SHI-Labs / OneFormer

OneFormer: One Transformer to Rule Universal Image Segmentation, arxiv 2022 / CVPR 2023

https://praeclarumjj3.github.io/oneformer

MIT License

1.39k stars 129 forks source link

How can I get the model weights file defined in a config file with the key MODEL.WEIGHTS when I train OneFormer and set resume=False? #71

Closed qgq99 closed 1 year ago

qgq99 commented 1 year ago

Appreciate your effort in research work of OneFormer. I got this error when I started an independant training:

I find it occurs because of the call of the method trainer.resume_or_load(resume=args.resume), which is located at line 424 of file train_net.py. It will try to load checkpoint from the MODEL.WEIGHTS of the config file. And I don't konw how to get it, could someone help me？ This may be a low-level mistake, I'm a student, please don't take offense.
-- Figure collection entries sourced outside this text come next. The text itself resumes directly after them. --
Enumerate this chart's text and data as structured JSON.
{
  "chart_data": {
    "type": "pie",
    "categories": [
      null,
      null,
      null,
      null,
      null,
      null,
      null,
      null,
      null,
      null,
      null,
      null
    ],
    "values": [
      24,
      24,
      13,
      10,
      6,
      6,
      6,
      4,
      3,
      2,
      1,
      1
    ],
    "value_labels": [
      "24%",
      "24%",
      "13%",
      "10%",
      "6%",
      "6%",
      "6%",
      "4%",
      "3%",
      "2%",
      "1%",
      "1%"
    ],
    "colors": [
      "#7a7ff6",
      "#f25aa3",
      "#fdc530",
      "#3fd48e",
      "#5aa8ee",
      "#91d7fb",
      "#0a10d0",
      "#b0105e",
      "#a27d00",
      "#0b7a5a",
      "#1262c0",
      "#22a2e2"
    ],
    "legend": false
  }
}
praeclarumjj3 commented 1 year ago

Hi, @qgq99, thanks for your interest in our work. Happy to answer your question, nothing offensive.

Could you share your training command? When you execute the command, you may pass a custom path for the pretrained weights using something like the command below for Swin-L OneFormer:

python train_net.py --dist-url 'tcp://127.0.0.1:50163' \
    --num-gpus 8 \
    --config-file configs/ade20k/swin/oneformer_swin_large_bs16_160k.yaml \
    MODEL.WEIGHTS <PATH-TO-CHECKPOINT-HERE> \
    OUTPUT_DIR outputs/ade20k_swin_large WANDB.NAME ade20k_swin_large

You can get the pretrained weights using the instructions here.
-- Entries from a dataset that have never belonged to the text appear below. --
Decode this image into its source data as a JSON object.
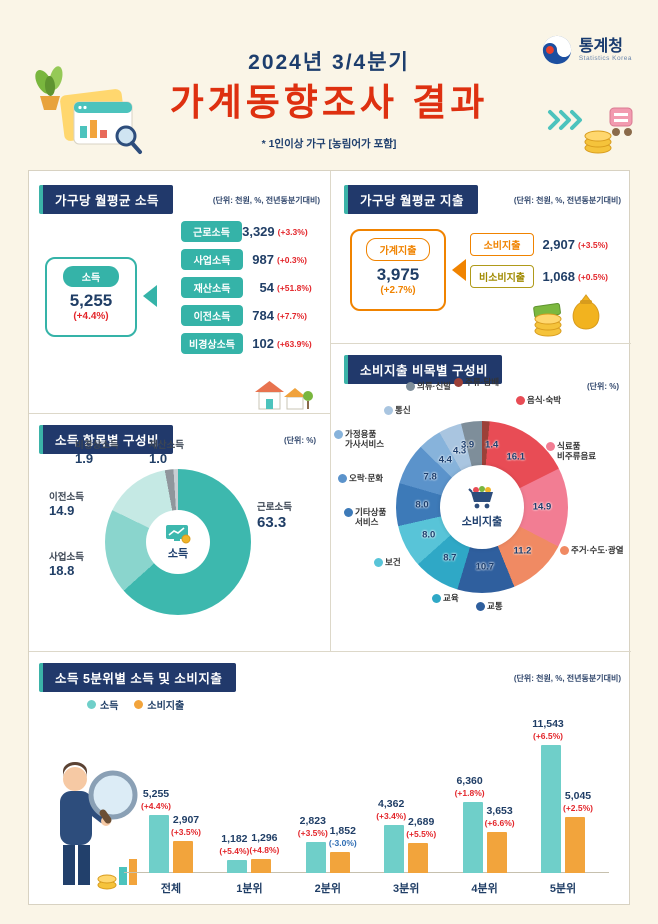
{
  "palette": {
    "navy": "#1d3e6d",
    "teal": "#35b3a8",
    "orange": "#f08300",
    "olive": "#b09a1a",
    "positive_red": "#e3262b",
    "negative_blue": "#2e6db4",
    "title_red": "#de3010",
    "background": "#faf5e7"
  },
  "logo": {
    "name": "통계청",
    "subname": "Statistics Korea"
  },
  "header": {
    "period": "2024년 3/4분기",
    "title": "가계동향조사 결과",
    "note": "* 1인이상 가구 [농림어가 포함]"
  },
  "income_section": {
    "title": "가구당 월평균 소득",
    "unit": "(단위: 천원, %, 전년동분기대비)",
    "total": {
      "label": "소득",
      "value": "5,255",
      "change": "(+4.4%)"
    },
    "rows": [
      {
        "label": "근로소득",
        "value": "3,329",
        "change": "(+3.3%)"
      },
      {
        "label": "사업소득",
        "value": "987",
        "change": "(+0.3%)"
      },
      {
        "label": "재산소득",
        "value": "54",
        "change": "(+51.8%)"
      },
      {
        "label": "이전소득",
        "value": "784",
        "change": "(+7.7%)"
      },
      {
        "label": "비경상소득",
        "value": "102",
        "change": "(+63.9%)"
      }
    ]
  },
  "expenditure_section": {
    "title": "가구당 월평균 지출",
    "unit": "(단위: 천원, %, 전년동분기대비)",
    "total": {
      "label": "가계지출",
      "value": "3,975",
      "change": "(+2.7%)"
    },
    "rows": [
      {
        "label": "소비지출",
        "value": "2,907",
        "change": "(+3.5%)"
      },
      {
        "label": "비소비지출",
        "value": "1,068",
        "change": "(+0.5%)"
      }
    ]
  },
  "income_composition": {
    "title": "소득 항목별 구성비",
    "unit": "(단위: %)",
    "center_label": "소득"
  },
  "consumption_composition": {
    "title": "소비지출 비목별 구성비",
    "unit": "(단위: %)",
    "center_label": "소비지출"
  },
  "quintile_section": {
    "title": "소득 5분위별 소득 및 소비지출",
    "unit": "(단위: 천원, %, 전년동분기대비)"
  },
  "chart_data": [
    {
      "type": "pie",
      "variant": "donut",
      "title": "소득 항목별 구성비",
      "unit": "%",
      "center_label": "소득",
      "items": [
        {
          "label": "근로소득",
          "value": 63.3,
          "display": "63.3",
          "color": "#3db8ae"
        },
        {
          "label": "사업소득",
          "value": 18.8,
          "display": "18.8",
          "color": "#8ad5cd"
        },
        {
          "label": "이전소득",
          "value": 14.9,
          "display": "14.9",
          "color": "#c5e9e4"
        },
        {
          "label": "비경상소득",
          "value": 1.9,
          "display": "1.9",
          "color": "#8f969c"
        },
        {
          "label": "재산소득",
          "value": 1.0,
          "display": "1.0",
          "color": "#c9ced3"
        }
      ]
    },
    {
      "type": "pie",
      "variant": "donut",
      "title": "소비지출 비목별 구성비",
      "unit": "%",
      "center_label": "소비지출",
      "items": [
        {
          "label": "주류·담배",
          "value": 1.4,
          "display": "1.4",
          "color": "#9c4038"
        },
        {
          "label": "음식·숙박",
          "value": 16.1,
          "display": "16.1",
          "color": "#e84c55"
        },
        {
          "label": "식료품\n비주류음료",
          "value": 14.9,
          "display": "14.9",
          "color": "#f27d93"
        },
        {
          "label": "주거·수도·광열",
          "value": 11.2,
          "display": "11.2",
          "color": "#f08a63"
        },
        {
          "label": "교통",
          "value": 10.7,
          "display": "10.7",
          "color": "#2f5f9e"
        },
        {
          "label": "교육",
          "value": 8.7,
          "display": "8.7",
          "color": "#2fa8c6"
        },
        {
          "label": "보건",
          "value": 8.0,
          "display": "8.0",
          "color": "#58c4d8"
        },
        {
          "label": "기타상품\n서비스",
          "value": 8.0,
          "display": "8.0",
          "color": "#3d7ab8"
        },
        {
          "label": "오락·문화",
          "value": 7.8,
          "display": "7.8",
          "color": "#5b93cb"
        },
        {
          "label": "가정용품\n가사서비스",
          "value": 4.4,
          "display": "4.4",
          "color": "#87b3db"
        },
        {
          "label": "통신",
          "value": 4.3,
          "display": "4.3",
          "color": "#a9c5e0"
        },
        {
          "label": "의류·신발",
          "value": 3.9,
          "display": "3.9",
          "color": "#7e8e9a"
        }
      ]
    },
    {
      "type": "bar",
      "title": "소득 5분위별 소득 및 소비지출",
      "unit": "천원, %, 전년동분기대비",
      "categories": [
        "전체",
        "1분위",
        "2분위",
        "3분위",
        "4분위",
        "5분위"
      ],
      "ymax": 11543,
      "series": [
        {
          "name": "소득",
          "color": "#6fcfc9",
          "values": [
            5255,
            1182,
            2823,
            4362,
            6360,
            11543
          ],
          "display": [
            "5,255",
            "1,182",
            "2,823",
            "4,362",
            "6,360",
            "11,543"
          ],
          "changes": [
            "(+4.4%)",
            "(+5.4%)",
            "(+3.5%)",
            "(+3.4%)",
            "(+1.8%)",
            "(+6.5%)"
          ]
        },
        {
          "name": "소비지출",
          "color": "#f2a43c",
          "values": [
            2907,
            1296,
            1852,
            2689,
            3653,
            5045
          ],
          "display": [
            "2,907",
            "1,296",
            "1,852",
            "2,689",
            "3,653",
            "5,045"
          ],
          "changes": [
            "(+3.5%)",
            "(+4.8%)",
            "(-3.0%)",
            "(+5.5%)",
            "(+6.6%)",
            "(+2.5%)"
          ]
        }
      ]
    }
  ]
}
qgq99 commented 1 year ago

Hi, @praeclarumjj3, thank you for your reply! The training command I used is in the same format as shown in the file GETTING_STARTED.md, specifically as follows:

python train_net.py --dist-url 'tcp://127.0.0.1:50163' \
    --num-gpus 2 \
    --config-file configs/ade20k/oneformer_swin_tiny_bs16_160k.yaml \
    OUTPUT_DIR outputs/ade20k_swin_large WANDB.NAME ade20k_swin_tiny

praeclarumjj3 commented 1 year ago

@qgq99, you need to specify MODE.WEIGHTS, as I suggested in my previous comment. Please try the following command:

python train_net.py --dist-url 'tcp://127.0.0.1:50163' \
    --num-gpus 2 \
    --config-file configs/ade20k/oneformer_swin_tiny_bs16_160k.yaml \
    MODEL.WEIGHTS <PATH-TO-CHECKPOINT-HERE> \
    OUTPUT_DIR outputs/ade20k_swin_large WANDB.NAME ade20k_swin_tiny

qgq99 commented 1 year ago

@praeclarumjj3 I have successfully start training. Thanks a lot again for your help and this excellent work!